Berlinale 2022 review: Return to Dust (Li Ruijun)

“A patient, quietly devastating study of village life shaped by the farmers’ deep connection with the land, Return to Dust marks a major step forward for Chinese director Li Ruijun.”

A patient, quietly devastating study of village life shaped by the farmers’ deep connection with the land, Return to Dust (Yin Ru Chen Yan) marks a major step forward for Chinese director Li Ruijun. Following 2017’s Cannes Un Certain Regard selection Walking Past the Future (which was a well-intentioned but one-note piece of urban miserabilism), this Golden Bear contender functions as a return to the filmmaker’s rural roots as well as a notable expansion of his favourite themes. While lengthy scenes of repetitive farming work may challenge some viewers, Return to Dust offers rich rewards for audiences willing to go along with its gentle, cyclical rhythms. An extensive festival tour and several theatrical bookings seem likely following its high-profile launch in Berlin.

Return to Dust follows “Iron” Ma (a fitting nickname considering the admirable perseverance he demonstrates throughout the film), a withdrawn farmer in Northern China, whose marriage with a disabled woman named Cao Guiying is arranged in the opening scene. The arrangement is simply meant to relieve their families of what they consider to be the “burden” of two unmarried adults, but Li handles these early scenes with unexpected tenderness. This is not quite a love story, but a delicate bond is gradually formed between Ma and Cao as they grow more affectionate towards one another after long years of solitude and humiliation. She waits for him with a lamp and a jar of hot water as he returns late from an errand; he finds a coat for her as the unforgiving winter approaches. They face new obstacles at every step: a privileged businessman requests blood “donations” from the villagers in order to survive a rare disease and Ma is identified as the only suitable donor. The village is almost isolated and the few remaining homes are being purchased, only to be quickly destroyed, for a forced urban development project. Ma and Cao move from one vacant house to the next, but it soon becomes clear that the only possible solution for them is to build their own home. Ma prepares dozens of mud bricks one by one and starts working on constructing a small cottage for the couple, while also harvesting wheat and corn in vast fields that provide them with a modest livelihood.

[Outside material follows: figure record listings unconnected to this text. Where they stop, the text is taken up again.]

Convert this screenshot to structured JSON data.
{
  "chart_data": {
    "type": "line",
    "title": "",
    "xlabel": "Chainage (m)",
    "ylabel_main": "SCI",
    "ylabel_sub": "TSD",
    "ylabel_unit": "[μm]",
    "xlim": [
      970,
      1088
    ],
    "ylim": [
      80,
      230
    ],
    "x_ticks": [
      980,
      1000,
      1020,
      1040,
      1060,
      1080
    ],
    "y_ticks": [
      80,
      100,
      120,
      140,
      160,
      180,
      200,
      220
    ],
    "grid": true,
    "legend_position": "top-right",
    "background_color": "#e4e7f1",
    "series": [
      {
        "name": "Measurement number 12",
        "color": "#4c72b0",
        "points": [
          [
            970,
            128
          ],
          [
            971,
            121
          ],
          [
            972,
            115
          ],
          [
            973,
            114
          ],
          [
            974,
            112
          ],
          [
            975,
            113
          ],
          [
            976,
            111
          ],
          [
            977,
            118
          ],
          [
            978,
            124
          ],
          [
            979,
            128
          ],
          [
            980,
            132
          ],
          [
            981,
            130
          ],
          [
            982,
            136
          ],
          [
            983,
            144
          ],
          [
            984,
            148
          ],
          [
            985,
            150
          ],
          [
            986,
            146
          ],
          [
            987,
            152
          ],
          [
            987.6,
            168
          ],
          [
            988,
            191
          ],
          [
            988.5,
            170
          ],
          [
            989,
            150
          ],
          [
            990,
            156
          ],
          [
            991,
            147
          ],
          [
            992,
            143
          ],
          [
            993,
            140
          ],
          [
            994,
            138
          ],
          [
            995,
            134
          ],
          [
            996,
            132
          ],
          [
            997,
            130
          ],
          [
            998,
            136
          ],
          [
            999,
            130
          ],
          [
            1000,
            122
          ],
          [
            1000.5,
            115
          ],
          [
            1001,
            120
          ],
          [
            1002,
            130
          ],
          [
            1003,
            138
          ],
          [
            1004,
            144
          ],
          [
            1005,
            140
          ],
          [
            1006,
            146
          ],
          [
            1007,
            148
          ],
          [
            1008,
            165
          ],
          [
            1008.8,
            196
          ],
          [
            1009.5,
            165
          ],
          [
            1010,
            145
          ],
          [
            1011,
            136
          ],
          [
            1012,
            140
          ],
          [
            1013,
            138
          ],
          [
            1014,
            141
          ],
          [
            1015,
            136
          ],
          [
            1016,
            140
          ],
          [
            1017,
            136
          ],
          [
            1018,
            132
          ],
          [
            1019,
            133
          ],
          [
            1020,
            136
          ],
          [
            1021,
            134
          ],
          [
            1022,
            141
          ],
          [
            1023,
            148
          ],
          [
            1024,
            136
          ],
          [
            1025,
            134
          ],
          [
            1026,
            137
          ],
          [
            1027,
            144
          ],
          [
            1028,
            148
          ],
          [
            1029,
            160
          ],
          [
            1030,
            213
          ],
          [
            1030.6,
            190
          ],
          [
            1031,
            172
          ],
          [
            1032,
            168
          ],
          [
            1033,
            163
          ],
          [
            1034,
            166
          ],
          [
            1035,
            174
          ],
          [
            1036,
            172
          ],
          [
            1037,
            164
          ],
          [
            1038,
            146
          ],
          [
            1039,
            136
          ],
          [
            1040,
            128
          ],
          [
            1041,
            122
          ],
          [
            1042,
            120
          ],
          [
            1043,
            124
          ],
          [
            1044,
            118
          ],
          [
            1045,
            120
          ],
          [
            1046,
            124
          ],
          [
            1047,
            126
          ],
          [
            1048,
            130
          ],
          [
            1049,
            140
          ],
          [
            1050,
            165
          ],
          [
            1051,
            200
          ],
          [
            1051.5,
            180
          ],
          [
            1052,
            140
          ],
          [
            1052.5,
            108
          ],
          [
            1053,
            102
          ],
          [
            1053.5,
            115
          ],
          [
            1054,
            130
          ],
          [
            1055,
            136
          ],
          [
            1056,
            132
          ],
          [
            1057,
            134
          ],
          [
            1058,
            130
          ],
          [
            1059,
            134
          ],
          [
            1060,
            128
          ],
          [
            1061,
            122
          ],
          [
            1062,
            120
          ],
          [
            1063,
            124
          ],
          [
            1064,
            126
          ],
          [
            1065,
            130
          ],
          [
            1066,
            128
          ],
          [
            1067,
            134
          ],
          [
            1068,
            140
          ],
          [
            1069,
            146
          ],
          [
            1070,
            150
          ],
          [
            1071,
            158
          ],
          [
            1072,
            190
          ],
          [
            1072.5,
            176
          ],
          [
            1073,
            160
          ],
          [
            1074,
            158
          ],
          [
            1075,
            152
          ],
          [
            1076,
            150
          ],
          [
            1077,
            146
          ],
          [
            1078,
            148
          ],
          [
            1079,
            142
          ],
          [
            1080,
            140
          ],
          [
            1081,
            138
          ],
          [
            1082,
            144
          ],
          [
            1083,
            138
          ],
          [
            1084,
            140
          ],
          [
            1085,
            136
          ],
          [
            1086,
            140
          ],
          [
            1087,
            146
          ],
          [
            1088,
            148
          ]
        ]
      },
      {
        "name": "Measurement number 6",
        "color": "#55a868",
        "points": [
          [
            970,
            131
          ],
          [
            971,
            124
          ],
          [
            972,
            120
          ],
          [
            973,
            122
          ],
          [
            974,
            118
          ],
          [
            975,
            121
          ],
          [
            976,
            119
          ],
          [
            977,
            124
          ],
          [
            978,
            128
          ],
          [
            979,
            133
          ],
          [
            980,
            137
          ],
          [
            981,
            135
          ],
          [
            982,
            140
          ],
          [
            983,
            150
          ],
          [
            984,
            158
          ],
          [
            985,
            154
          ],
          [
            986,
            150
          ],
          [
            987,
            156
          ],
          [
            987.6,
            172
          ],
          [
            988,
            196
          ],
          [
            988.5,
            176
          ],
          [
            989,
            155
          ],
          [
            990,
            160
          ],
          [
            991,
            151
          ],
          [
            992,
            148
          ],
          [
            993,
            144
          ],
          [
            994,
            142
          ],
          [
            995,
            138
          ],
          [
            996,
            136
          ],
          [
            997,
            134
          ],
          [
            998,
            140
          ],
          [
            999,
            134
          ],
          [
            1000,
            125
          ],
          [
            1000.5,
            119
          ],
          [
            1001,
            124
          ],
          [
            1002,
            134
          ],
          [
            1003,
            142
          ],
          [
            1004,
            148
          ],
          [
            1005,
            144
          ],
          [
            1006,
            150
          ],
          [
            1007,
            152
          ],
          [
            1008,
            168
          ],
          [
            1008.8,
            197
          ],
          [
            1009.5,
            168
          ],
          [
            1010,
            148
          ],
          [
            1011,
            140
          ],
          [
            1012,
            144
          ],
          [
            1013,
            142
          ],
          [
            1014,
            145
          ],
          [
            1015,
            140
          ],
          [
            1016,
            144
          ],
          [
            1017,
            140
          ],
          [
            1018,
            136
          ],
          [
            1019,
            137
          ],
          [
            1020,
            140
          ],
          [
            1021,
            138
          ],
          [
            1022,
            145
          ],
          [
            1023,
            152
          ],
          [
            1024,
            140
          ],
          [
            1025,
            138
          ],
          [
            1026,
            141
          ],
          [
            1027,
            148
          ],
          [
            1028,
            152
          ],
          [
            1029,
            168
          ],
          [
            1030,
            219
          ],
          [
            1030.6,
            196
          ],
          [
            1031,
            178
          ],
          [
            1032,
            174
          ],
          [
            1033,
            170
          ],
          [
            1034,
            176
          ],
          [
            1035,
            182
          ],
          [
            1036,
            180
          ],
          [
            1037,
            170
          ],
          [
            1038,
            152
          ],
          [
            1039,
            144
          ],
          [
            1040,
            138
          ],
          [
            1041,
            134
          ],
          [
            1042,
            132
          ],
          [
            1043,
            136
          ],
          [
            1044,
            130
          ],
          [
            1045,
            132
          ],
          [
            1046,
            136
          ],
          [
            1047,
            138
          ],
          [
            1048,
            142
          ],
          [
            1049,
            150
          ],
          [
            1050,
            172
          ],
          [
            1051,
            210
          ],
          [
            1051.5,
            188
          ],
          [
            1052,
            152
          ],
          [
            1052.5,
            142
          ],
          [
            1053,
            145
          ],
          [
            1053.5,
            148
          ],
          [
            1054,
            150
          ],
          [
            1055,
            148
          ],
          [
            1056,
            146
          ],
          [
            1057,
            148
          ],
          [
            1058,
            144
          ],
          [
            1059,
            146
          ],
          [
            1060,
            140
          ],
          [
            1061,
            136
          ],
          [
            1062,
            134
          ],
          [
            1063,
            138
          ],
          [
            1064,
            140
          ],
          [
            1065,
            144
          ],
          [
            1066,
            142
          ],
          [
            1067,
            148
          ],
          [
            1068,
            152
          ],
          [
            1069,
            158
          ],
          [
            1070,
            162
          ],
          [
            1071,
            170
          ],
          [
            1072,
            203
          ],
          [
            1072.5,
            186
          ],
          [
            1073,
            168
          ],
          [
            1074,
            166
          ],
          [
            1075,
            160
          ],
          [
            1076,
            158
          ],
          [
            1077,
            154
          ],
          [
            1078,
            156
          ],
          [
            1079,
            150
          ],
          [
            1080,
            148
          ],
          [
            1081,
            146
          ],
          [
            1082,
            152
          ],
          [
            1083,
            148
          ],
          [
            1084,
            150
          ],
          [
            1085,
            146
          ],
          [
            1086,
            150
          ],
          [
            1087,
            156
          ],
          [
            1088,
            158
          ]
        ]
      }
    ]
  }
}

Contemporary Chinese cinema frequently explores themes like internal migration, rapid urbanization, growing social inequalities, and the loss of age-old customs. But it is not often that these significant issues are treated in a nuanced way that is genuinely attuned to the generosity of the land and the virtues of the people who devote their lives to it. Return to Dust is distinguished by Li’s appreciation for his characters and their pastoral surroundings – an approach that gives the film a kind and humanistic tone despite all the misfortunes Ma and Cao face. Urban audiences may be inclined to quickly label these characters as naïve (or worse, foolish) because of their lack of formal education and inability to navigate social structures that govern their lives. But as Return to Dust progresses, it becomes abundantly clear that Li finds much to admire in their patience, dedication and skill. Ma and Cao know how to co-exist in nature, they understand the way soil gives and takes. At one point Ma says, “everything comes from soil,” and asks, “soil does not detest us, why shall we detest soil?” Simple scenes about catching fish, helping hens to hatch eggs, or saving swallows whose nests are destroyed become surprisingly moving and meaningful thanks to Li’s respectful and caring portrayal of nature.

Considering the rustic beauty of its locations, it is not surprising that Return to Dust features many lovely compositions, particularly as the camera watches Ma and Cao from a distance. The striking landscapes provide a memorable background to the story, but these images are powerful for reasons beyond their considerable aesthetic quality. Return to Dust depicts an improbably desolate, unpopulated milieu, almost completely ignored and forgotten by the urban crowds in nearby city centers. When Ma finally visits a tall apartment building almost 100 minutes into the film, the contrast between the barren landscape that dominates most of Return to Dust and the ugly mass of concrete seen during this brief detour becomes even more prominent. This is not really a shock or a dilemma for Ma; he knows where he wants to be, where his life really is and should remain. But the more educated and wealthier folks in the building are unable to understand him when he asks where his beloved goat would go if he were to move to such an apartment. Throughout Return to Dust, such micro-level interactions repeatedly reveal many macro-level problems and divides that plague contemporary societies in China and elsewhere in the world.

Return to Dust is in dialogue with a celebrated corpus of Chinese films about life in the countryside. One can see traces of Zhang Yimou’s early collaborations with Gong Li or other Fifth Generation classics in Li Ruijun’s film, or perhaps associate some of the thematic concerns in this elegiac story with Jia Zhangke’s memorable films about the effects of urbanization in contemporary China. Aided by remarkable performances from Wu Renlin and Hai Qing (whose thoughtful portrayal of a disabled character sadly still remains a rarity in world cinema), Return to Dust merits favourable comparisons with this distinguished set of modern Chinese classics.